In that 1937 article Coase posed the question: “why do firms exist?”.

Now, to my friend, and no doubt to most of you, this is just a silly question. It is obvious after all why firms exist: they are places where we cooperate to produce stuff. And the complexity of production requires big organizations with capital and expertise to get the job done.

Right?

Well no. Not if you are an orthodox economist. And this is where orthodox economics and reality part ways. Coase was trying to inject reality by asking his question and was soundly ignored for his effort.

The problem is this: having spent the better part of a hundred years constructing a wonderland in which markets perform miracles and are indisputably the best possible way of organizing economic activity – including production – there is no way to fit the real world thing we call a firm anywhere into free market economics. No way. However real they may be. However obvious it is to you. However many people they may employ. However important they may appear. In orthodox economics, especially as it existed back in 1937, firms do not exist.

More to the point they cannot exist.

This is because markets are held to be so efficient and superior that the emergence of a cooperative form of activity, e.g a firm, would be crushed before it took root. It is a question of theory in defiance of reality.

This may seem arcane and irrelevant to you, but I beg to differ. We are assaulted daily about the effectiveness of markets as economic organizing machines. They, we are told, are wizards. Nothing can compare with “the market”. Especially not the evil alternative known as “central planning” which we usually conflate with government. No. We are lectured by dozens of Nobel prize winning economists that the market should be set free to decide resource allocations, income distributions, what gets produced, who wins and who loses. After all the market cannot be surpassed in effectiveness in such matters. So relentless is this repetition that the superiority of markets has entered the central narrative of American life. Pick up some of our most popular economics textbooks and you will be told that America is wealthy because it adheres to a free market form of economic policy. Business is retrofitted into this narrative for sure. But not into the underlying theory.

In other words there is a massive disconnect between the story we are told, and the theory on which that narrative rests. We are misled.

It was in the context of that deeper theory that Coase asked: then why do firms, manifestly a form of central planning, exist?

If orthodox theory is correct there should be no firms, at least as we know them. Their very existence is an indictment in the real world of a hundred and fifty years of theorizing.

Which is why to this day the subject called the “theory of the firm” hardly ever gets onto the curriculum in school.

In response to Coase economists basically carried on as if he never asked the question, and it is only much more recently that people have taken up the challenge. And even then, in my opinion, they attempt to elide the real challenge.

This entire discussion goes to show the huge gulf between orthodox economic theory and the real world. I hope it highlights why we should all be extremely skeptical of the notion of the hidden hand. That markets do certain things is obvious. That firms exist is equally obvious. But to orthodox economists intent on defending the extreme vision they have of free markets – and I mean extreme – firms are a huge, and very unwanted, elephant in the room.

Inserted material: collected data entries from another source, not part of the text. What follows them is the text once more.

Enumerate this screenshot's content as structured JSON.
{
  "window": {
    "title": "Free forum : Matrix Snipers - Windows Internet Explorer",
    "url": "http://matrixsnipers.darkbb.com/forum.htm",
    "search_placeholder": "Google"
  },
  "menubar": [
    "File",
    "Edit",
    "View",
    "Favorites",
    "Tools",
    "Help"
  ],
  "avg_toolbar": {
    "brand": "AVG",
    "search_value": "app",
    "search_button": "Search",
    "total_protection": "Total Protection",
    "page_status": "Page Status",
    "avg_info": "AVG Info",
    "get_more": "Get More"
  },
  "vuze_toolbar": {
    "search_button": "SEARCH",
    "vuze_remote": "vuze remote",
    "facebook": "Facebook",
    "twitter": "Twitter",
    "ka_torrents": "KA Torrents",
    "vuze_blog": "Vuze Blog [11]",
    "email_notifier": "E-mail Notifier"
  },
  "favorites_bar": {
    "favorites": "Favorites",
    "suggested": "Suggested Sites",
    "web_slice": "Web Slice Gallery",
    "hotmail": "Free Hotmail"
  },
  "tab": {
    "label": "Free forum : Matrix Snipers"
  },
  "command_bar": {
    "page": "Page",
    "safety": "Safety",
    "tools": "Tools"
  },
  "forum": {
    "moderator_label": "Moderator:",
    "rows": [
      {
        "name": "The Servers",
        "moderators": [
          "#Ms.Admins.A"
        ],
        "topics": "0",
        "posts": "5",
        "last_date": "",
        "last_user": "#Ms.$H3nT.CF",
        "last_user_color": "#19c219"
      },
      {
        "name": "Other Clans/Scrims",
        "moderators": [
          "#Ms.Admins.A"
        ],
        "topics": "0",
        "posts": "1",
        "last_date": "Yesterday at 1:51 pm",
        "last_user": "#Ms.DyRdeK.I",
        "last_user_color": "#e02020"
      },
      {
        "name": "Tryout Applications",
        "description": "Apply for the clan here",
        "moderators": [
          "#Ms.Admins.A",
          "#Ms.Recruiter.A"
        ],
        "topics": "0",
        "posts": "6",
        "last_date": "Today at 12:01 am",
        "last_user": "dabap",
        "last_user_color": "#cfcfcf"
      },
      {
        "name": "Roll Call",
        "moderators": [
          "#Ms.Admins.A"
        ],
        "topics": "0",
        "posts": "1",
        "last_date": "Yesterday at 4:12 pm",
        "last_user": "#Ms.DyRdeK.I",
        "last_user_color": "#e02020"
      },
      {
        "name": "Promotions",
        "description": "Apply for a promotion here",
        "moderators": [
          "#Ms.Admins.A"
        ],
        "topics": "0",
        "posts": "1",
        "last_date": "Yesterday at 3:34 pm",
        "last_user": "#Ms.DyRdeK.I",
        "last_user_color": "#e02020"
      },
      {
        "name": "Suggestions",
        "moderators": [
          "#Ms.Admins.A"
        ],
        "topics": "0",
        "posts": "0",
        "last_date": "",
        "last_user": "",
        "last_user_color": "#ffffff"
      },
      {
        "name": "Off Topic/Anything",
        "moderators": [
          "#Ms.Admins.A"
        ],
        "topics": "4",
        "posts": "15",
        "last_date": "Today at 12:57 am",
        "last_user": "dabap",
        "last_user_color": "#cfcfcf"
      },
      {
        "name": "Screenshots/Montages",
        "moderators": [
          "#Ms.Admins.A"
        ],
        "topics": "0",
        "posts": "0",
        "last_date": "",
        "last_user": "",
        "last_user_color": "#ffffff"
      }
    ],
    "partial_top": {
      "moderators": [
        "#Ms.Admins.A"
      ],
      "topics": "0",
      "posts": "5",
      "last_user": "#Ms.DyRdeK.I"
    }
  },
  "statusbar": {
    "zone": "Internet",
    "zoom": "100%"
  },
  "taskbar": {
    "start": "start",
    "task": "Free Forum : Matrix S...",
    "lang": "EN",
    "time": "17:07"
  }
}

So to sum up: Coase’s simple little question plunges a dagger right into the heart of orthodoxy’s most revered conclusion. Free markets are not always efficient. They do not always have good outcomes. This is obvious to us all, but is a plague on orthodox theory. It undermines the claim that deregulation will lead to a healthier economy. It suggests we need a more balanced approach to policy. It tells us that a mixed economy, where some things are centrally organized and others left to the market is probably a better solution than leaving everything to the market. It implies we should all rid ourselves of the notion that unfettered capitalism is always preferable to any alternative. And so on.

By asking his question Coase was pulling on a string that if pulled a little more would have unravelled a century’s worth of work. He chose not to pull again.

Had he, economics would have been improved immeasurably and people like my friend would not be befuddled by the derisory way in which orthodox economics treats business.

So, no, my friend didn’t miss anything. On the contrary it is economics that misses something. That something being reality.

Does that make it more clear?

And I apologize for repeating myself. Economists, even rotten ones like myself, can be truly obscure sometimes.